There are some problematic issues that are linked to the use of vegetal supplements and vegetal components of diet, especially when associated with classical medicines. Several reports revealed the possibility of pro-oxidant effects induced by polyphenols, which were generally known for their antioxidant effects. We should be aware that flavonoids (like many other antioxidants), can act, under certain circumstances, as pro-oxidants, for example in systems containing redox-active metals (copper, iron, etc.) [55]. The pro-oxidant activity is linked to the total number of hydroxyl groups in a flavonoid molecule. As the total number increases, the hydroxyl groups increase the risk for production of radical/nonradical reactive species (hydrogen peroxide and hydroxyl radicals) in Fenton reactions [56-59]. The flavonoid pro-oxidant function could be related to their beneficial functions: one example being epigallocatechin gallate which reduces O2 to yield H2O2 to promote apoptosis and exert cytotoxic activity against bacteria [60].

Flavonoid pro-oxidant functions could have potentially toxic effects. Some individual flavonoids, for example quercetin, particularly at high-dose levels, are able to induce toxic effects, including pro-oxidant activity, which could be related to mutagenicity and mitochondrial toxicity.
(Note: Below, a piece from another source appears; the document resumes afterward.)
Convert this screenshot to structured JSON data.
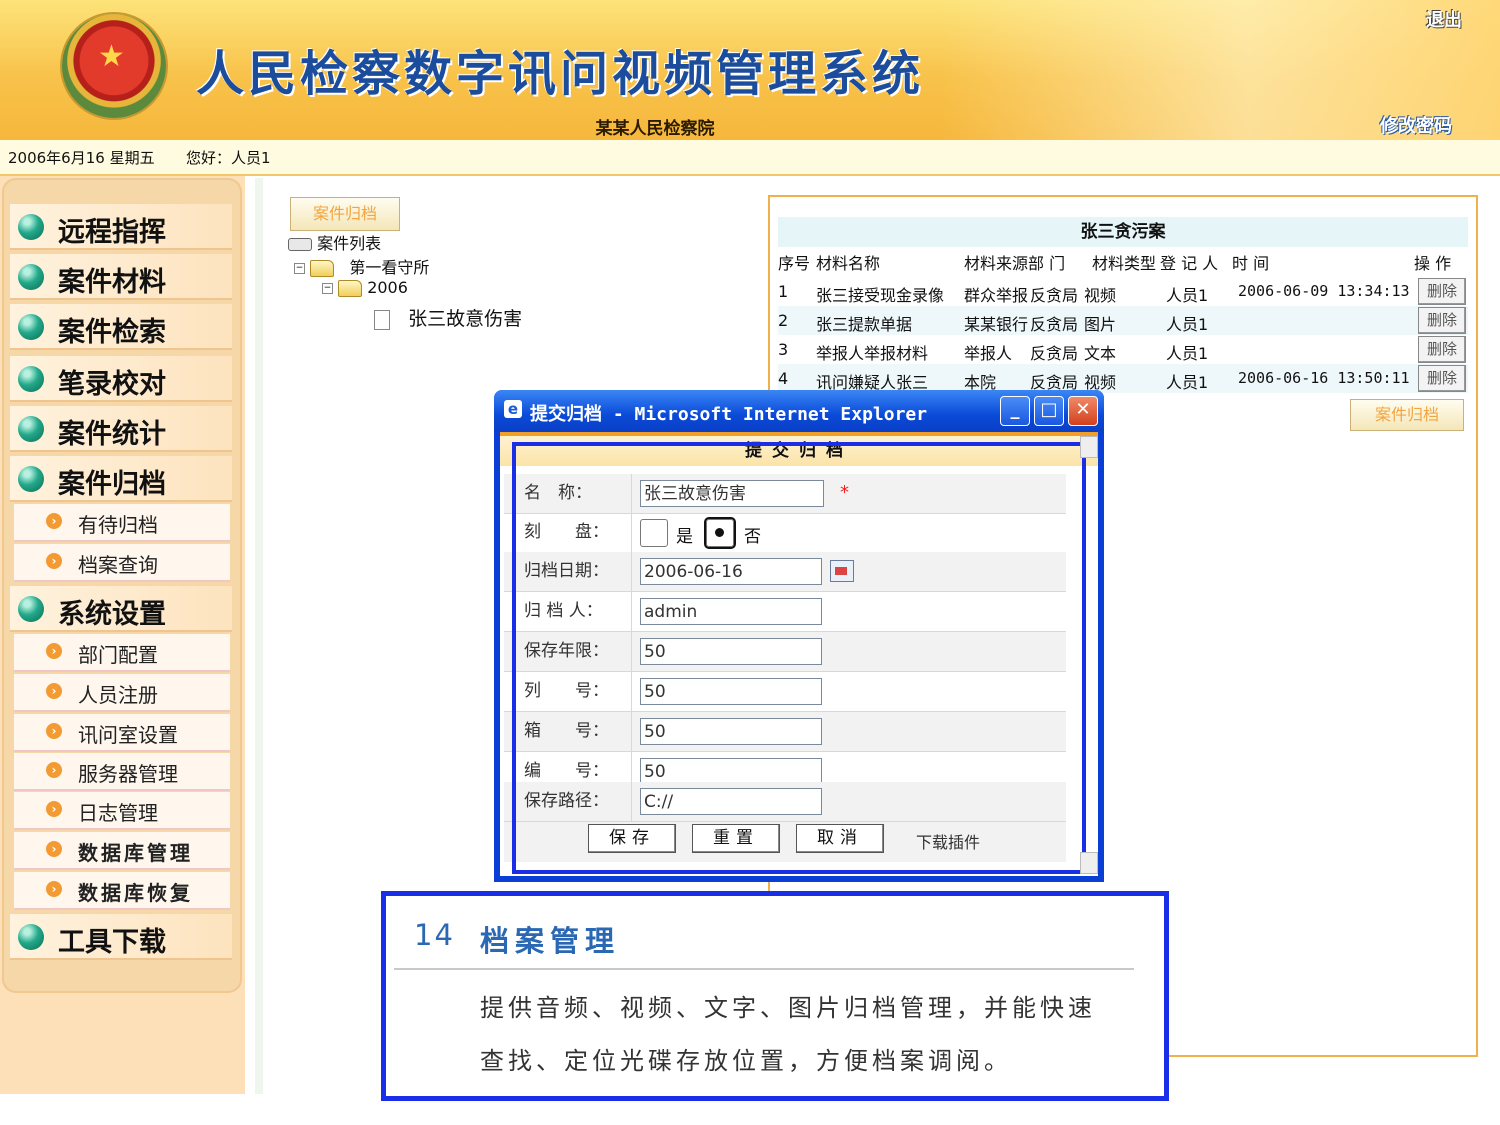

For example, quercetin efficiently protects against H2O2- induced DNA damage in rat lung epithelial (RLE) cells, but this protection results in a reduction in GSH levels, an increase in LDH leakage, and an increase in cytosolic free calcium concentration [61]. Ultimately, quercetin acts as a toxicant. This phenomenon has been defined as “the quercetin paradox” (the conversion of quercetin into a potential toxicant while offering protection by scavenging ROS) [61,62]. It is surmised that oxidized quercetin is generated intensely in subjects with elevated oxidative stress associated with pathological conditions (diabetes mellitus, obesity, malignancies, etc.). In the event that these subjects have low levels of GSH, quercetin used for antioxidant reactions may become toxic making them even more susceptible to damage by quercetin oxidation metabolites [52,61]. However, this kind of toxicity would require very high concentrations (>several hundreds of mM) [63,64], indicating that quercetin use is indeed rather safe [65]. The extent to which flavonoids are able to act as anti- or pro-oxidants in vivo is still poorly understood [59].

Subjects usually consuming a rich polyphenols diet are characterized by concentrations of respective compounds ranging between 2.5 and 10 μM. Subjects using natural supplements can reach blood levels of over 20 μM polyphenols [66-68].

CONCLUSION

Interactions between drugs and food products occur in various ways and in various steps ranging from ingestion, absorption, metabolism, and excretion of both the drug and food product. Some of the effects induced by food-drug interactions, such as an increase in the blood drug level, may have potential therapeutic benefits while some interactions may result in detrimental physiological effects. It is therefore important to understand and examine the potential interactions between foods and drugs and their specific effects at an individual level.